I have a problem when calculating the temperature drop after a pressure release in a water sample. I use the following expression for the adiabatic temperature change:
(delta T/delta P)= alpha*T*V/Cp
where alpha is the thermal expansion coefficient, T is the temperature in Kelvin, V is the specific volume and Cp is the specific heat. I have appropriate equations to calculate all these parameters (all dependent on both pressure and temperature).
I calculate the temperature drop numerically integrating this equation with 0.1 MPa pressure increments. Nevertheless, for expansions from 100 MPa and -10ºC, I obtain surprising results: a little temperature increase (sample temperature after expansion is about -9.8ºC). That is due to the negative sign of the thermal expansion coefficient at low pressures and temperatures. However, in practice, I record a temperature drop in the sample (about -10.3ºC). Is the equation employed valid for negative thermal expansion coefficients??? How can I explain this behaviour??? Thanks in advance.

2. Jan 7, 2009

Astronuc

Staff Emeritus
Are you sure the equation is valid for what one is considering and the conditions.

"for expansions from 100 MPa and -10ºC," to what pressure is one reducing? This is basically ice at high pressure ~1000 atm (1 atm = 0.101325 MPa). That's very high pressure.

By reducing the pressure, one is unloading the ice. I'm not sure the temperature should change just by reducing the pressure (basically decompressing ice), although one would release the stored mechanical energy, and the amplitude of atomic vibrations would increase by very little.

Also consider when it is appropriate to use CV and CP.

3. Jan 8, 2009

lari

Sorry! Pressure release is to atmospheric conditions, that is, 0.1 MPa. I forgot to say it in my previous message. Sample initially is at liquid state. I proved several conditions: 100 MPa/-10ºC, 200 MPa/-10ºC, 200 MPa/-20ºC and 450 MPa/-10ºC. All these conditions correspond to liquid state according to the phase diagram of pure water, except 100 MPa/-10ºC. But, these conditions remain close to the melting curve of water and, taking into account that a considerable supercooling is needed under pressure to initiate nucleation, I have experimentally observed that water remained in liquid state at these conditions. Also I have experimentally observed a temperature drop in the samples after the pressure release. My problem is that the above mentioned equation yields a positive temperature increment after the pressure release. That is due to the fact that the thermal expansion coefficient has negative values at relatively "low pressures", that is 50 MPa and lower, and low temperatures.

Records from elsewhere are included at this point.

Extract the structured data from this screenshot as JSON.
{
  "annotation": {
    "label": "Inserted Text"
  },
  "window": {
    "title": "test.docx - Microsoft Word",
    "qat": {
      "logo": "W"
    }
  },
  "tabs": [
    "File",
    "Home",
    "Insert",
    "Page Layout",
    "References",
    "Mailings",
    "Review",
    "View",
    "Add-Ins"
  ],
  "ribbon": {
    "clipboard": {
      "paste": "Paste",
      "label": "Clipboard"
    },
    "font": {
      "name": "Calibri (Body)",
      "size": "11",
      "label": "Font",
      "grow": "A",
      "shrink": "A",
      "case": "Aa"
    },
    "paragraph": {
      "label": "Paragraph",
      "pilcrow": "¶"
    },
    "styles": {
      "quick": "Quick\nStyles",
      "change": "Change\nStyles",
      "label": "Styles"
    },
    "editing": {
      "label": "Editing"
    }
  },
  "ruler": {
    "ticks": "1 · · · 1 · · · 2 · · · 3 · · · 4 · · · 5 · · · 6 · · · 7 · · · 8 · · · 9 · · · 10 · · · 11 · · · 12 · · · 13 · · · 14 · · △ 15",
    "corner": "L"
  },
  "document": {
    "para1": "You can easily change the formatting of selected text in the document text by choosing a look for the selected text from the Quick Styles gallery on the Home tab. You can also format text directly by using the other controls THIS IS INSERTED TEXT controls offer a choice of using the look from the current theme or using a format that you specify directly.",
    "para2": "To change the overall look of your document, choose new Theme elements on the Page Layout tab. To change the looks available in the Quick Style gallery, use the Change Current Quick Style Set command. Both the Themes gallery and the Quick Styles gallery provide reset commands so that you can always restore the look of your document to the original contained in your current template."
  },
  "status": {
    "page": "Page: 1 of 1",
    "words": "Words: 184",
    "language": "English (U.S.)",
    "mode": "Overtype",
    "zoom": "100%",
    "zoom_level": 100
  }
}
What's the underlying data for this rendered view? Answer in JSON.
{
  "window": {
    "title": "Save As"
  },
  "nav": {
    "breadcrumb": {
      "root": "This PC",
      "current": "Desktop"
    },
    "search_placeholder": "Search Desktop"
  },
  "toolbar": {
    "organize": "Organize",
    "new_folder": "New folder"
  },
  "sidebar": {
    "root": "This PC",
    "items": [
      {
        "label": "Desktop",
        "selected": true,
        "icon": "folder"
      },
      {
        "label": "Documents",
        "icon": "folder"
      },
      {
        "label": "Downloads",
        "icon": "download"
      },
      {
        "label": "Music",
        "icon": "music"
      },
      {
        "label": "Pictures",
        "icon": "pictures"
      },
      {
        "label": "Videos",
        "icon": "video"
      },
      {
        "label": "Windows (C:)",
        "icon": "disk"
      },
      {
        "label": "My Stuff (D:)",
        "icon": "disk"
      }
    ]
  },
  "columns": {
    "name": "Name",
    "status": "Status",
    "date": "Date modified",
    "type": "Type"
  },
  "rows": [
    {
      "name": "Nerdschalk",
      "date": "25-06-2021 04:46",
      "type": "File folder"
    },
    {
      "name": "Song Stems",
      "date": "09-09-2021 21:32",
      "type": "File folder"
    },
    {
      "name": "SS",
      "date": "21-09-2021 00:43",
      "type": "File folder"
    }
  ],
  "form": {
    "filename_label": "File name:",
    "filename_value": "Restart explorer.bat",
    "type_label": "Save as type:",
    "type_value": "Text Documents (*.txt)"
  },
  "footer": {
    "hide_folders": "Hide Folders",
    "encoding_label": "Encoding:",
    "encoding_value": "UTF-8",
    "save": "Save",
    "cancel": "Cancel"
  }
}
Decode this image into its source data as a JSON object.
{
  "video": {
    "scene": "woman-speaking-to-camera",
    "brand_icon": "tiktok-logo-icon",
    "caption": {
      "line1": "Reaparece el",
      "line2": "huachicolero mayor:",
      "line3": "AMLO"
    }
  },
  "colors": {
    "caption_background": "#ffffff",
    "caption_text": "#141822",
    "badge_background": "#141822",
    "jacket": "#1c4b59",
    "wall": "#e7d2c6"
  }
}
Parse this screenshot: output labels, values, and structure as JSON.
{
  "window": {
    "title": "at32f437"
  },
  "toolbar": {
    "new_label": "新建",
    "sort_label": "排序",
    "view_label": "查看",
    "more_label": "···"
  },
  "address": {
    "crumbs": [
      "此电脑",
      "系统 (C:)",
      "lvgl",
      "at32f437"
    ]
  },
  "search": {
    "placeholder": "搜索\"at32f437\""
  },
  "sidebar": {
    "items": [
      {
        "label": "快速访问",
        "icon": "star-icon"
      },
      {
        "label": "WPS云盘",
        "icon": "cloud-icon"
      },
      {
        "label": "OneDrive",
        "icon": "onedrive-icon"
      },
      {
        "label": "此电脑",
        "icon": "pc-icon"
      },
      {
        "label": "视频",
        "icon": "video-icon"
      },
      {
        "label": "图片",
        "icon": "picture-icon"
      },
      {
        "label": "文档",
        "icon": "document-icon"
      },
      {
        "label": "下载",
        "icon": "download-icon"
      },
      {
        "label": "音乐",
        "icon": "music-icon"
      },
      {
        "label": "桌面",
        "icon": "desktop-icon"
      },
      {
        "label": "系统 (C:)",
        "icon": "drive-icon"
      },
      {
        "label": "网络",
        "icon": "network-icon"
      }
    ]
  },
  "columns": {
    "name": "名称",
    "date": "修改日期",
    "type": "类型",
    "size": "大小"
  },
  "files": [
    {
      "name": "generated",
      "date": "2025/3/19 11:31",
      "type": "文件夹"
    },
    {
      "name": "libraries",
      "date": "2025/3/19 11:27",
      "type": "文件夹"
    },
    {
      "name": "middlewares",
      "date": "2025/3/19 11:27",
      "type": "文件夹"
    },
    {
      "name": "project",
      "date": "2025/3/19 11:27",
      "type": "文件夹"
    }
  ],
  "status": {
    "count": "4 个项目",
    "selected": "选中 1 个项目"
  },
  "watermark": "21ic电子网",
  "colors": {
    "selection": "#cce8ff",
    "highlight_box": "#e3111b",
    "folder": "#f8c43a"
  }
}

Nevertheless, experimentally, I always recorded a temperature drop in the sample after expansion. Thanks again.

4. Jan 8, 2009

scienture

'All these conditions correspond to liquid state according to the phase diagram of pure water, except 100 MPa/-10ºC.'
I agree with lari on this point. Let's try a simpler thought to prove this. Since the density of ice is lower then that of water, the volume of ice is always larger than that of water in same mass.So ice will melt under great presure.
There, I have some suggestions for lari.I hope those may help you.
First,what I think the most possible one, is that maybe your conditions of experiment are not so ideal. I mean perhaps your didn't consider some effective factors such as the outside environment may had heat exchange with your water sample, etc.
Then,maybe your equations are not correct or have bigger errors in some conditions such as high presure.